I find that I am now a bit jaded where feelings such as hope once resided. In it's place has become a sense of utility, where I just focus on concrete things I can accomplish. These days it is the simple every day tasks that require so much energy, and anything beyond them is beyond me.

I wonder how we replenish hope in our lives. Is it something that can be returned by our own efforts? Is it like grace, something that is bestowed upon us? It's not surprising that so many people in this world suffer from learned hopelessness. They must have ran out of hope long before I did. Perhaps they lost hope in prior generations.

Hope is a belief in a positive outcome related to events and circumstances in one's life. Hope is the feeling that what is wanted can be had or that events will turn out for the best.

If I really think about it, I would have to admit that I do believe that hope springs eternal, even when faced with adversity.
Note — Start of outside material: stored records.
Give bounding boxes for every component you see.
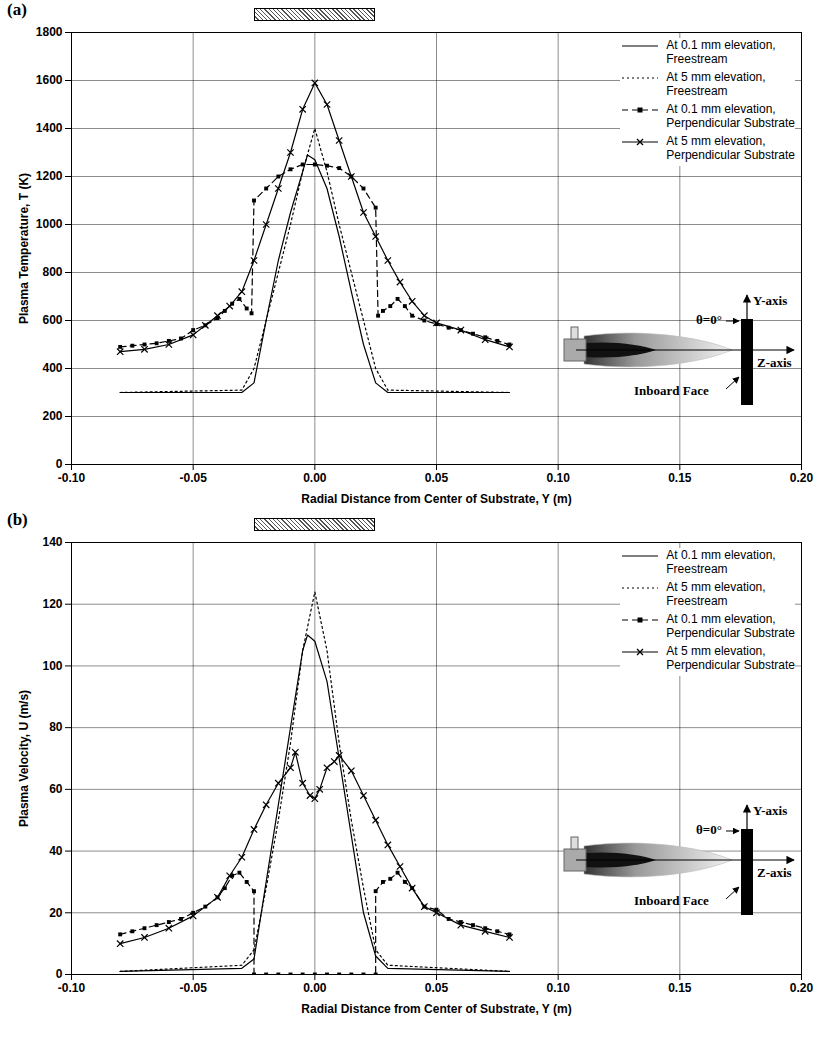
html-text:Freestream: Freestream — [666, 84, 728, 98]
html-text:At 0.1 mm elevation,: At 0.1 mm elevation, — [666, 38, 776, 52]
svg-text:0.20: 0.20 — [790, 471, 814, 485]
svg-text:1000: 1000 — [36, 217, 63, 231]
svg-text:0.00: 0.00 — [303, 981, 327, 995]
svg-text:80: 80 — [49, 720, 63, 734]
html-text:At 5 mm elevation,: At 5 mm elevation, — [666, 70, 766, 84]
svg-text:200: 200 — [42, 409, 62, 423]
svg-text:Radial Distance from Center of: Radial Distance from Center of Substrate… — [301, 1002, 571, 1016]
html-text:Perpendicular Substrate: Perpendicular Substrate — [666, 116, 795, 130]
html-text:Perpendicular Substrate: Perpendicular Substrate — [666, 148, 795, 162]
html-text:At 5 mm elevation,: At 5 mm elevation, — [666, 134, 766, 148]
svg-text:120: 120 — [42, 597, 62, 611]
html-text:Freestream: Freestream — [666, 52, 728, 66]
svg-text:40: 40 — [49, 844, 63, 858]
html-text:Perpendicular Substrate: Perpendicular Substrate — [666, 658, 795, 672]
svg-text:Plasma Velocity, U (m/s): Plasma Velocity, U (m/s) — [17, 690, 31, 827]
svg-text:Z-axis: Z-axis — [757, 355, 792, 370]
html-text:At 0.1 mm elevation,: At 0.1 mm elevation, — [666, 102, 776, 116]
svg-text:0.15: 0.15 — [668, 981, 692, 995]
svg-text:Radial Distance from Center of: Radial Distance from Center of Substrate… — [301, 492, 571, 506]
html-text:(a): (a) — [7, 0, 27, 19]
html-text:At 5 mm elevation,: At 5 mm elevation, — [666, 580, 766, 594]
svg-text:400: 400 — [42, 361, 62, 375]
svg-text:Inboard Face: Inboard Face — [634, 893, 709, 908]
svg-text:0.00: 0.00 — [303, 471, 327, 485]
svg-text:20: 20 — [49, 906, 63, 920]
svg-text:800: 800 — [42, 265, 62, 279]
svg-text:Plasma Temperature, T (K): Plasma Temperature, T (K) — [17, 173, 31, 324]
html-text:(b): (b) — [7, 510, 28, 529]
svg-text:1600: 1600 — [36, 73, 63, 87]
svg-text:1400: 1400 — [36, 121, 63, 135]
svg-text:100: 100 — [42, 659, 62, 673]
svg-text:140: 140 — [42, 535, 62, 549]
svg-text:0.20: 0.20 — [790, 981, 814, 995]
html-text:Freestream: Freestream — [666, 594, 728, 608]
svg-text:-0.05: -0.05 — [179, 981, 207, 995]
svg-text:Z-axis: Z-axis — [757, 865, 792, 880]
svg-text:0.05: 0.05 — [425, 471, 449, 485]
svg-text:0.10: 0.10 — [546, 471, 570, 485]
svg-text:600: 600 — [42, 313, 62, 327]
svg-text:Inboard Face: Inboard Face — [634, 383, 709, 398]
html-text:Perpendicular Substrate: Perpendicular Substrate — [666, 626, 795, 640]
html-text:At 0.1 mm elevation,: At 0.1 mm elevation, — [666, 548, 776, 562]
html-text:At 5 mm elevation,: At 5 mm elevation, — [666, 644, 766, 658]
svg-text:60: 60 — [49, 782, 63, 796]
svg-text:Y-axis: Y-axis — [753, 803, 787, 818]
svg-text:0: 0 — [56, 967, 63, 981]
svg-text:θ=0°: θ=0° — [696, 822, 722, 837]
svg-text:-0.10: -0.10 — [58, 471, 86, 485]
svg-text:1800: 1800 — [36, 25, 63, 39]
svg-text:0.05: 0.05 — [425, 981, 449, 995]
svg-text:1200: 1200 — [36, 169, 63, 183]
html-text:Freestream: Freestream — [666, 562, 728, 576]
svg-text:θ=0°: θ=0° — [696, 312, 722, 327]
svg-text:0.10: 0.10 — [546, 981, 570, 995]
svg-text:Y-axis: Y-axis — [753, 293, 787, 308]
svg-text:0.15: 0.15 — [668, 471, 692, 485]
svg-text:0: 0 — [56, 457, 63, 471]
svg-text:-0.05: -0.05 — [179, 471, 207, 485]
html-text:At 0.1 mm elevation,: At 0.1 mm elevation, — [666, 612, 776, 626]
svg-text:-0.10: -0.10 — [58, 981, 86, 995]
I wouldn't be sitting here, writing, facing the harsh realities of life, if I didn't hope for better days.

A few Hope quotes.

In reality, hope is the worst of all evils, because it prolongs man's torments. ~Friedrich Nietzsche

If one truly has lost hope, one would not be on hand to say so. ~Eric Bentley

Some see a hopeless end, while others see an endless hope. ~Author Unknown

When the world says, "Give up," Hope whispers, "Try it one more time." ~Author Unknown


  1. Regarding "hope", perhaps our expectations change over time. Back when Don was ill, we hoped that this or that treatment would stave off the inevitable for awhile, but also remained realistic in our expectations. Then there was that now-legendary fortune cookie that I got at the hospital while having my birthday dinner of chinese food to "celebrate"(??) on the same evening that the doctors delivered Don's prognosis after a week of tests... hope for the best, but prepare for the worst. Yes, I think that jaded would be a good way to describe my thoughts on hope - and who wouldn't feel that way after what we've been through?
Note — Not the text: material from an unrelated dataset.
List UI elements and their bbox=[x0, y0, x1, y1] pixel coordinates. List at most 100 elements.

    That said, these days, I've down-scaled my hope expectations. Today, I'm hoping that the courier driver doesn't do what he did yesterday... take one look at my house and think it's abandoned and leave without delivering the high-tech composting toilet I ordered. (-:

    It's true that I don't have the optimism I once had, and in fact, I don't like the word hope too much anymore as I associate it with a lot of negative stuff - like...oh.. I hope I don't get cancer because now there is no one who would or could care for me the way I cared for Don until he died. Or, I hope I don't fall off a ladder and bust an arm as, boy, would that create some major problems! But as you've written above, would we be writing these posts, trying to go on with our lives - making changes, relocating to new jobs, trying to restore a sadly neglected old house, etc... if there wasn't a glimmer of hope residing in some cobwebby part of our minds? Somewhere, there must be a spark of hope faintly burning, don't you think?

  2. my extreme darkness of late notwithstanding, i hang on to my belief that my Dragon and i will be reunited. it is all the hope i have but it is all the hope i need. i have always chosen to live within Bentley's philosophy.

    peace to you, Friend.

  3. Your ending statement really resonates with me, especially today. As does the Eric Bentley quote. My Mike lost hope, lost the ability to believe that things would work out, and as a result I'm struggling through the darkest, most difficult journey of my life. But overall, I do have hope that there will be better days. I think it's just that my hopes now are for smaller things. Having lost the love of my life, the one true thing I thought I could always believe in, I don't dare to hope for anything big, at least not yet. But I can hope that as time goes on there will be more good days than bad days, and that I will find more occasions to laugh, and that one day I will feel real joy again. And I hope those things for you as well.